The federal government now aims to resettle 25,000 Syrian refugees by the end of February 2016, missing its initial year-end deadline by two months.
According to Health Minister Jane Philpott, chair of a special committee coordinating the government’s Syrian resettlement effort, a minimum of 10,000 Syrian refugees will arrive in Canada by Dec. 31; the remaining 15,000 will follow by the end of February 2016.
Fifteen thousand refugees will arrive as government-assisted refugees, while 10,000 will arrive through private sponsorship.
Initial target proved too ambitious
John McCallum, the Minister of Immigration, rejected suggestions from reporters that security concerns factored into this decision. “This is a happy day and this is an important day for Canada,” he said. “Yes, we want to bring them fast, but we also want to do it right.”

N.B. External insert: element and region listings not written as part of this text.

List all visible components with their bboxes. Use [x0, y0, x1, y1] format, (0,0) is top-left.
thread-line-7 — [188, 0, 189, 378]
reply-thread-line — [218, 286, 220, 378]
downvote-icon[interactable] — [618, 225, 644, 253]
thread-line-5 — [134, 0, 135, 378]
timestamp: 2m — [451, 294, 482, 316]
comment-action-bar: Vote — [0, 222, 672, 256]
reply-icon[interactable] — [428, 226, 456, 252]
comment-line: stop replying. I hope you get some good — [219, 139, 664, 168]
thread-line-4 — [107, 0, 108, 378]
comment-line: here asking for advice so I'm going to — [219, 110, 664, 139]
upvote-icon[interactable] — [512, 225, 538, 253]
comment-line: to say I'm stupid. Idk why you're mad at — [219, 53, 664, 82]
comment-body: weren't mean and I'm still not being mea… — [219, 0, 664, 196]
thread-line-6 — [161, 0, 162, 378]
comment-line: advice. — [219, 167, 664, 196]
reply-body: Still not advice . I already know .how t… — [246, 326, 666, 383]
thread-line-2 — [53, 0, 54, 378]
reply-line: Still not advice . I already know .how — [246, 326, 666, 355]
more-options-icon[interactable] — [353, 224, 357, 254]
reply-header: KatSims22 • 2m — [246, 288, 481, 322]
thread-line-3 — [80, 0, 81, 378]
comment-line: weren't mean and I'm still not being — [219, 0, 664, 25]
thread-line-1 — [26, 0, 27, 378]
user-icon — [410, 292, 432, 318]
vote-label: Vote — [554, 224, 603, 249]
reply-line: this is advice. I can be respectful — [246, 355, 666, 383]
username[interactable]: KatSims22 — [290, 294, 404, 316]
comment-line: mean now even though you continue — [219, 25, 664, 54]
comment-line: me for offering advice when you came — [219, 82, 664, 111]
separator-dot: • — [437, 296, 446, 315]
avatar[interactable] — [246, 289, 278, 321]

Minister McCallum and government officials both said the government’s initial year-end deadline was revised to ensure communities in Canada were ready to deal with the influx of refugees, as well as in response to the need to identify refugees for resettlement.
Both also sought to allay security and health concerns. “We will not compromise the quality of the security work that must get done,” said Public Safety Minister Ralph Goodale.
All Syrian refugees will undergo rigorous security and health screening processes. If there are any concerns at any point, the file will be set aside for potential future consideration, said Goodale.
Priorities on eligible Syrian refugees remain
To be eligible for resettlement under this program, refugees must be either Syrian nationals or stateless persons who are former residents of Syria.
Canada will only consider Syrians located either in Lebanon, Jordan or Turkey. Refugees must be registered either with the United Nations Refugee Agency (UNHCR) or the Turkish government.
In terms of government-assisted refugees, certain groups will continue to be prioritized as they have been for the past several years. These include:
- Complete families, whatever their composition;
- Women at risk;
- Members of the lesbian, gay, transsexual, bisexual or intersex (LGBTI) community;
- Single adult men, if they are identified as a member of the LGTBI community, or if they are accompanying their parents as part of a family.
Officials confirmed while unaccompanied men may still be resettled, they will not be prioritized.
These priorities don’t apply to privately sponsored refugees.
Settlement challenges still to be addressed
Ministers and officials both highlighted the considerable settlement needs that will need to be addressed, including housing and psychosocial supports.
Government officials will hold a workshop this weekend with settlement service providers and municipalities from across Canada to discuss how to meet those challenges and what additional resources might be required.
The government has already announced it will spend $678 million over six years to expedite the resettlement of refugees and support their integration in Canada. Between $325 million and $377 million will be directed toward refugee settlement and integration.